Jackaby – William Ritter, 2014.
Since she was little, Abigail Rook has longed for the kinds of adventures that thrilled her in stories. Jealously following the exploits of her daring archeologist father, she determines to discover excitement by hook or by crook.
After absconding with her tuition money and ending up in New England, she takes a position as an investigative assistant to the peculiar Mr. R.F. Jackaby. In Jackaby’s employ, Abigail finds everything she’s looking for and then some.
Jackaby is a seer. Whether his ability is a blessing or a curse, he sees the extraordinary creatures of legend and lore that coexist alongside us humans.
In his hideous hat (made from yeti wool), long scarf, and bulky brown coat stuffed with arcane bits and bobs, Jackaby is a kind of Dr.

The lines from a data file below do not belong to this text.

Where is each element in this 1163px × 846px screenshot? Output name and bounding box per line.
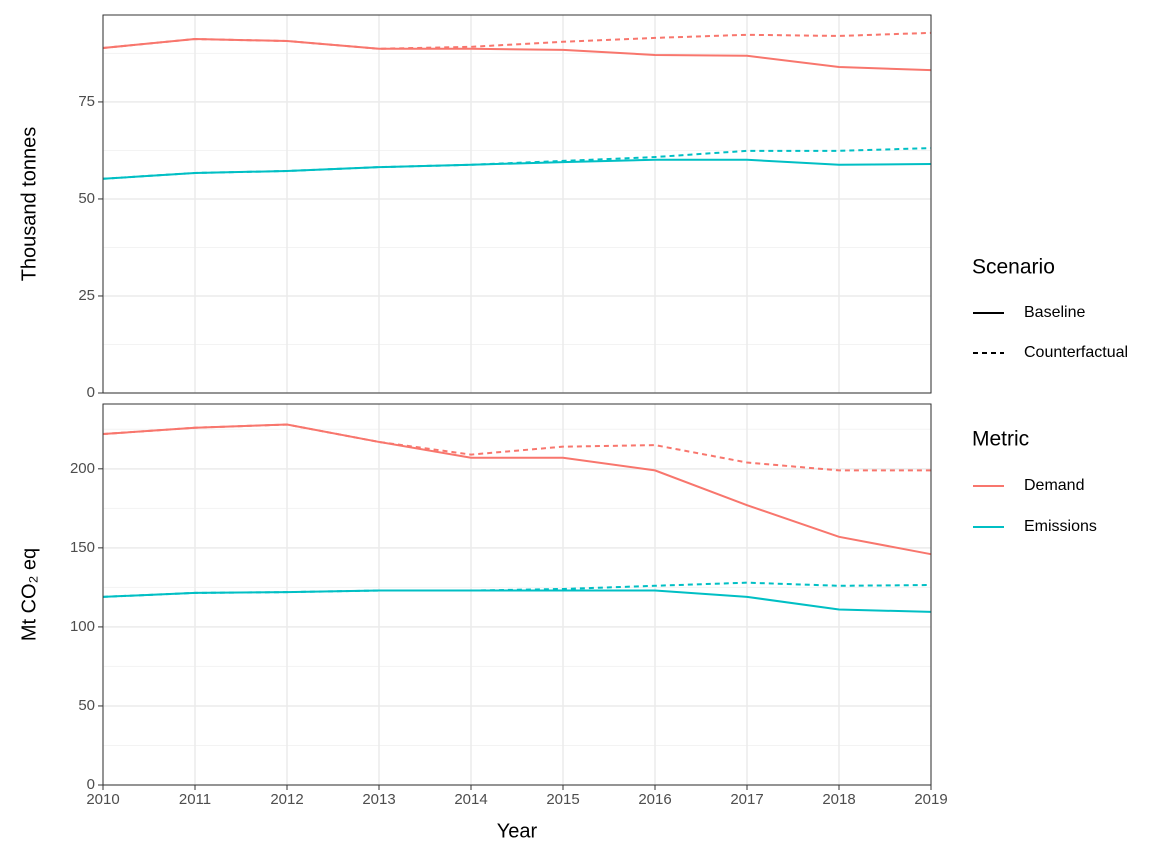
y-tick-label: 25	[78, 287, 95, 304]
panel-border	[102, 403, 932, 786]
legend-title: Metric	[972, 428, 1029, 451]
x-tick-label: 2012	[270, 791, 303, 808]
y-tick-label: 0	[87, 776, 95, 793]
y-tick-label: 75	[78, 93, 95, 110]
data-line	[102, 581, 932, 598]
x-tick-label: 2018	[822, 791, 855, 808]
data-line	[102, 31, 932, 50]
x-tick-label: 2010	[86, 791, 119, 808]
y-tick-label: 50	[78, 697, 95, 714]
y-axis-title: Thousand tonnes	[18, 127, 40, 282]
data-line	[102, 147, 932, 180]
y-tick-label: 0	[87, 384, 95, 401]
panel-border	[102, 14, 932, 394]
x-tick-label: 2014	[454, 791, 487, 808]
x-tick-label: 2013	[362, 791, 395, 808]
y-tick-label: 200	[70, 460, 95, 477]
x-axis-title: Year	[497, 820, 538, 842]
legend-label: Baseline	[1024, 304, 1085, 321]
legend-title: Scenario	[972, 256, 1055, 279]
y-tick-label: 50	[78, 190, 95, 207]
y-tick-label: 150	[70, 539, 95, 556]
legend-label: Counterfactual	[1024, 344, 1128, 361]
y-tick-label: 100	[70, 618, 95, 635]
x-tick-label: 2019	[914, 791, 947, 808]
data-line	[102, 423, 932, 556]
y-axis-title: Mt CO₂ eq	[18, 548, 40, 641]
x-tick-label: 2011	[179, 791, 211, 808]
legend-label: Emissions	[1024, 518, 1097, 535]
x-tick-label: 2016	[638, 791, 671, 808]
data-line	[102, 423, 931, 472]
x-tick-label: 2015	[546, 791, 579, 808]
x-tick-label: 2017	[730, 791, 763, 808]
data-line	[102, 589, 932, 613]
legend-label: Demand	[1024, 477, 1084, 494]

Who of folkloric beasties. Science and magic exist harmoniously in his world view.
He can see the domovoi (Russian house spirit) and Klambautermann (German kobold, helpful to fishermen) that have attached themselves to Abigail. What Jackaby can’t see as clearly are the mundane details of everyday life, those noticed by regular people. That’s where Abigail is his perfect complement.

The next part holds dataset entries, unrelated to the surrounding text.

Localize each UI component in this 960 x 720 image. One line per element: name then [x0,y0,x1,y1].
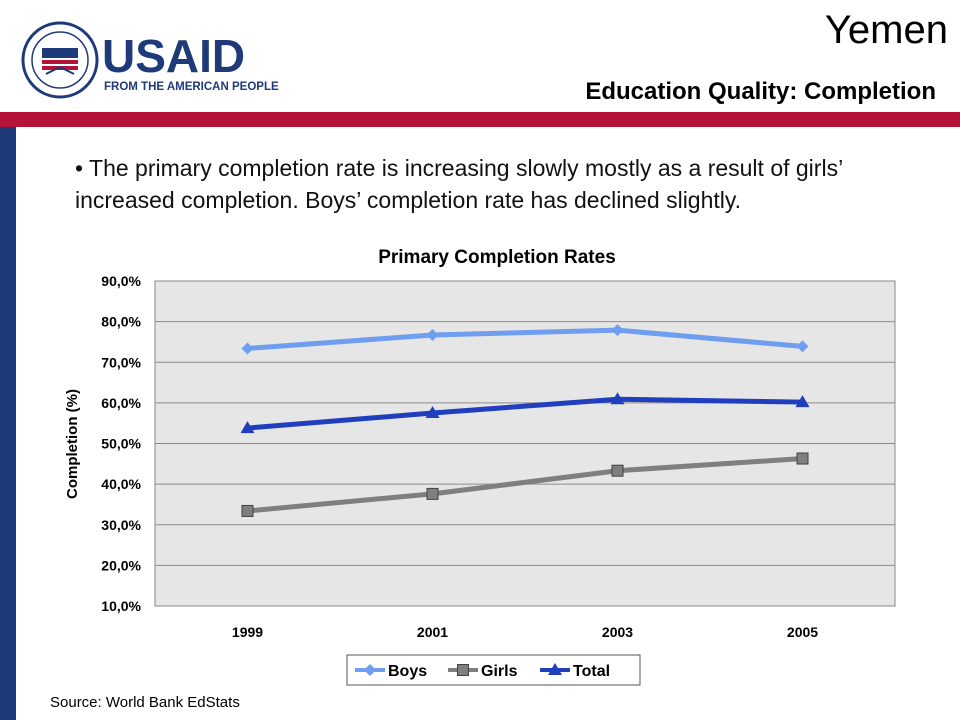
usaid-tagline: FROM THE AMERICAN PEOPLE [104,81,279,93]
data-point-total [240,421,255,434]
data-point-boys [426,329,439,342]
data-point-boys [796,340,809,353]
y-tick-label: 80,0% [101,314,141,330]
usaid-logo: USAID FROM THE AMERICAN PEOPLE [21,21,279,99]
data-point-girls [426,487,439,500]
usaid-seal-icon [21,21,99,99]
y-axis-label: Completion (%) [64,389,81,499]
series-line-total [247,396,803,431]
x-tick-label: 2001 [417,624,448,640]
data-point-total [795,395,810,408]
data-point-total [425,406,440,419]
x-tick-label: 2003 [602,624,633,640]
y-tick-label: 20,0% [101,557,141,573]
data-point-girls [796,452,809,465]
legend-swatch-marker [457,664,469,676]
data-point-total [610,392,625,405]
series-boys [241,324,809,355]
header-stripe [0,112,960,127]
y-tick-label: 10,0% [101,598,141,614]
legend-swatch-marker [364,664,376,676]
slide-subtitle: Education Quality: Completion [585,78,936,105]
legend-label: Total [573,663,610,680]
legend-label: Boys [388,663,427,680]
left-accent-bar [0,127,16,720]
data-point-girls [241,504,254,517]
chart-legend: Boys Girls Total [346,654,641,686]
data-point-boys [611,324,624,337]
source-note: Source: World Bank EdStats [50,694,240,711]
series-girls [241,452,809,517]
series-line-girls [247,456,803,514]
x-tick-label: 1999 [232,624,263,640]
usaid-wordmark: USAID [102,30,245,82]
chart-title: Primary Completion Rates [378,247,616,268]
y-tick-label: 70,0% [101,354,141,370]
series-total [240,392,810,434]
y-tick-label: 30,0% [101,517,141,533]
x-tick-label: 2005 [787,624,818,640]
country-title: Yemen [824,8,948,52]
legend-swatch-marker [548,663,562,675]
series-line-boys [247,327,803,351]
summary-bullet: • The primary completion rate is increas… [75,155,843,213]
y-tick-label: 50,0% [101,436,141,452]
legend-item-girls: Girls [448,663,518,680]
legend-item-boys: Boys [355,663,427,680]
data-point-boys [241,342,254,355]
legend-item-total: Total [540,663,610,680]
y-tick-label: 40,0% [101,476,141,492]
y-tick-label: 60,0% [101,395,141,411]
data-point-girls [611,464,624,477]
legend-label: Girls [481,663,518,680]
y-tick-label: 90,0% [101,273,141,289]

As Jackaby and Abigail investigate several mysterious and bloody murders, Abigail’s initial skepticism of Jackaby’s abilities – and his sanity – vanishes. Her world view expands to include both the marvelous…and the horrible.

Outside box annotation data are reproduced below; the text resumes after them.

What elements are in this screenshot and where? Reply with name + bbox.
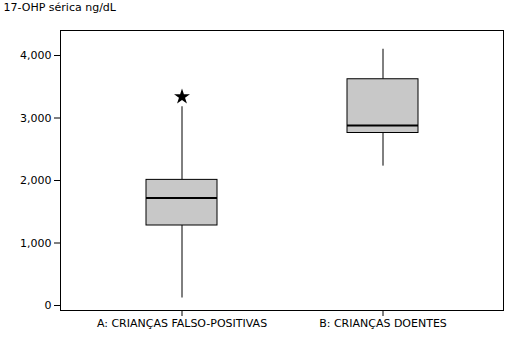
svg-text:4,000: 4,000 — [20, 49, 52, 62]
svg-text:0: 0 — [45, 299, 52, 312]
svg-text:2,000: 2,000 — [20, 174, 52, 187]
svg-text:3,000: 3,000 — [20, 112, 52, 125]
svg-text:1,000: 1,000 — [20, 237, 52, 250]
svg-text:B: CRIANÇAS DOENTES: B: CRIANÇAS DOENTES — [319, 317, 447, 330]
svg-text:17-OHP sérica ng/dL: 17-OHP sérica ng/dL — [4, 1, 117, 14]
svg-text:A: CRIANÇAS FALSO-POSITIVAS: A: CRIANÇAS FALSO-POSITIVAS — [97, 317, 267, 330]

Jackaby is a genre-bending joy to read. Ritter suffuses the narrative with a warm-hearted yet often dry sense of humor that just leaves you smiling. The wintry, small-town Victorian setting is a beautifully realized blend of mundane and magic.
Jackaby and Abigail and the supporting cast – including the supernatural beasties – feel very modern and human in their vulnerabilities and beliefs and hopes. This is a testament to some fine character building.
Jackaby (book and character) is eccentric and clever and great fun. Anticipate a delightful afternoon’s read. I can’t wait to pick up the second volume in the series. And the third. And… You get my drift.